Susan Adams: I think Cheryl hit, with her example, some of my concerns. We definitely saw during the pandemic a lack of data collection. Things went to telehealth, so it might just have been a phone call. They weren't doing screeners and regular screenings that they should be doing. And when we started to share that data, the agencies that were looking at that data were saying, what is all this missingness?

So we had to dig deep and talk to the health centers and their patients, and why are they not answering this question? So some of it was the pandemic because it might have been a telephone call, so they did do the screenings. But other things, it's really cultural. They don't want to answer.

They're afraid to answer some of those questions because of the repercussions that they think might happen. And we see that a lot with the undocumented population, the immigrants coming in. There's even a front desk staff that is afraid to ask certain questions.

When you want to ask, what's your race/ethnicity, what's your income level, and the patient doesn't necessarily want to answer that. I would often see the front desk person just choose what they think is the appropriate answer or not answer it at all. And then that leads to the data integrity. And that's what we're finding, that there's a lot of work to do back education-wise at the health centers to make that staff comfortable asking and to make the patient comfortable answering it.

I worked as a former CIO. I implemented electronic measures, which actually helps the comfort level in capturing the data. But then you get into the digital literacy issue with some are not comfortable using technology. So it weighs pluses and minuses each way. I don't know what the best solution is, but it's a continuing education at the community health center level to capture that data.

But on our end, like Cheryl said, she could go in and look at a particular measure. It doesn't look so good. So why not? And we have to go back and dig into, why doesn't it? And it's not that they're not capturing it. It's not that they're doing bad on a quality measure. There's so many other factors that impact it that someone looking at that data might not realize.

Karen Emmons: Yeah. I think it's taking that inquisitiveness approach, like, this doesn't look like I expected why rather than saying, aha, I found something here, and now I'm going to run with that. It is really important to be, especially when your expectations are not met or something looks different than you expect, why is that is really, really important. Cheryl, you do a tremendous amount of work in the health equity space. And any thoughts on how health equity means data sharing and how we might think about this, especially as you're rolling out the procedures of the Institute's work?

Cheryl Clark: I am reminded that the Centers for Disease Control and Prevention has a framework around research and getting feedback on the work to really being community-led, where the work comes from communities to what we hope to add, which is this emancipatory part where you really are able to have investment in the work and where you hold yourself accountable for moving the needle. These frameworks are not just helpful for understanding the kind of work that you're doing.

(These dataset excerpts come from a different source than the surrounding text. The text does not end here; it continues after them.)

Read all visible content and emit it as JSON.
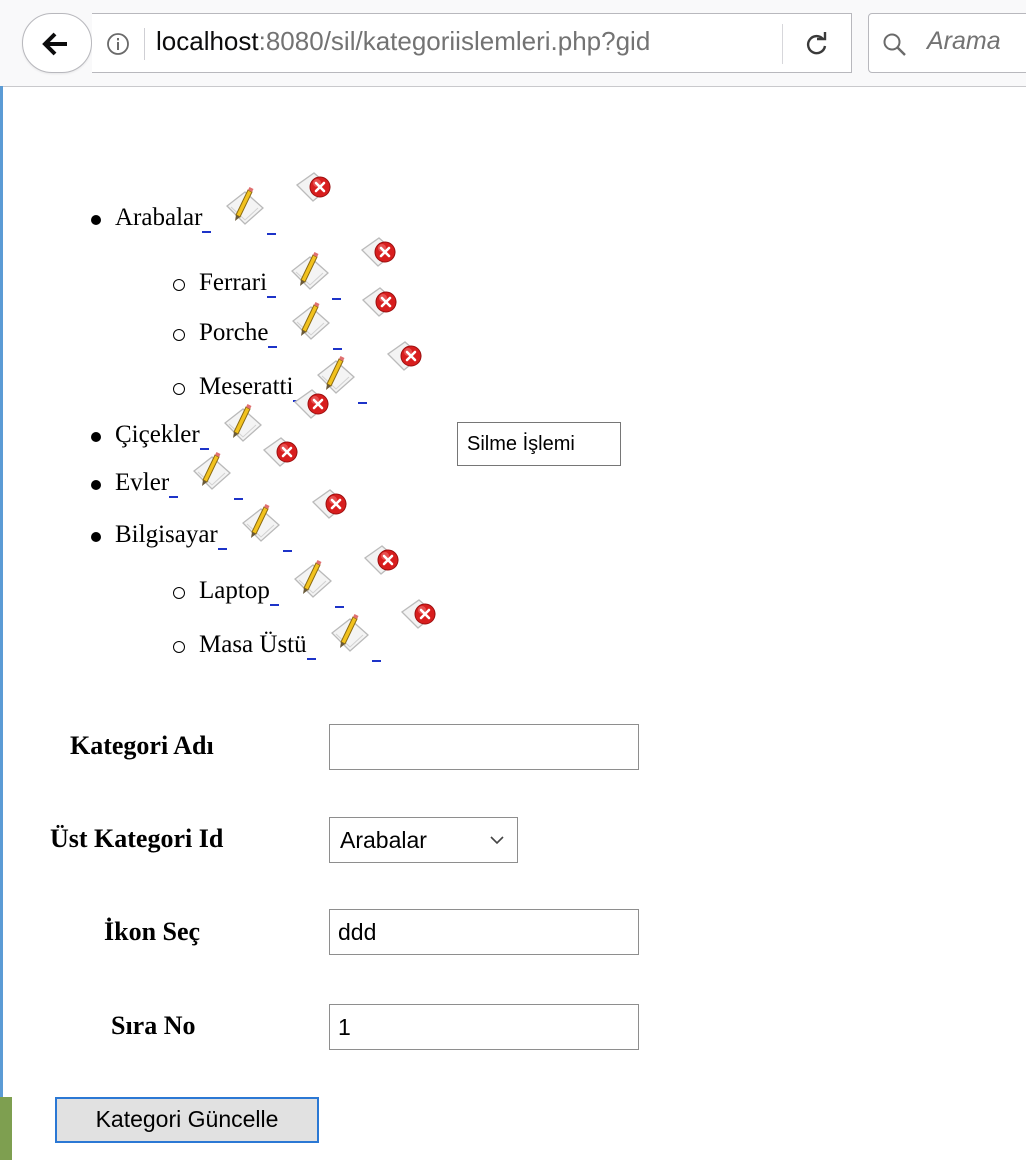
{
  "browser": {
    "url_host": "localhost",
    "url_rest": ":8080/sil/kategoriislemleri.php?gid",
    "search_placeholder": "Arama"
  },
  "categories": [
    {
      "name": "Arabalar",
      "level": 0
    },
    {
      "name": "Ferrari",
      "level": 1
    },
    {
      "name": "Porche",
      "level": 1
    },
    {
      "name": "Meseratti",
      "level": 1
    },
    {
      "name": "Çiçekler",
      "level": 0
    },
    {
      "name": "Evler",
      "level": 0
    },
    {
      "name": "Bilgisayar",
      "level": 0
    },
    {
      "name": "Laptop",
      "level": 1
    },
    {
      "name": "Masa Üstü",
      "level": 1
    }
  ],
  "tooltip": "Silme İşlemi",
  "form": {
    "name_label": "Kategori Adı",
    "name_value": "",
    "parent_label": "Üst Kategori Id",
    "parent_value": "Arabalar",
    "icon_label": "İkon Seç",
    "icon_value": "ddd",
    "order_label": "Sıra No",
    "order_value": "1",
    "submit_label": "Kategori Güncelle"
  }
}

They're also really important for structuring the way that you engage in research. And it really is a different process when you approach a community organization as a researcher, and you have your literature search and your ideas about how the project ought to go than when you build relationships, when you have the humility to make sure that in order for this work to happen, that you really demure and defer to community expertise, to places that actually on the ground what's happening.

And for me, that's important for data ownership because it's very hard after you have a research project, you have all the questions done, and you've collected the data to gain insights that you didn't have before the data were collected. And so part of that process is making sure that everyone's at the table and that power is shared as the data are formulated as you think about what it is that you're trying to do, as you figure out what sources that you want to use for collection, and then what happens after. Who gets the credit for the dissemination? Who gets to use the insights? All of those processes, I think, are pretty critical.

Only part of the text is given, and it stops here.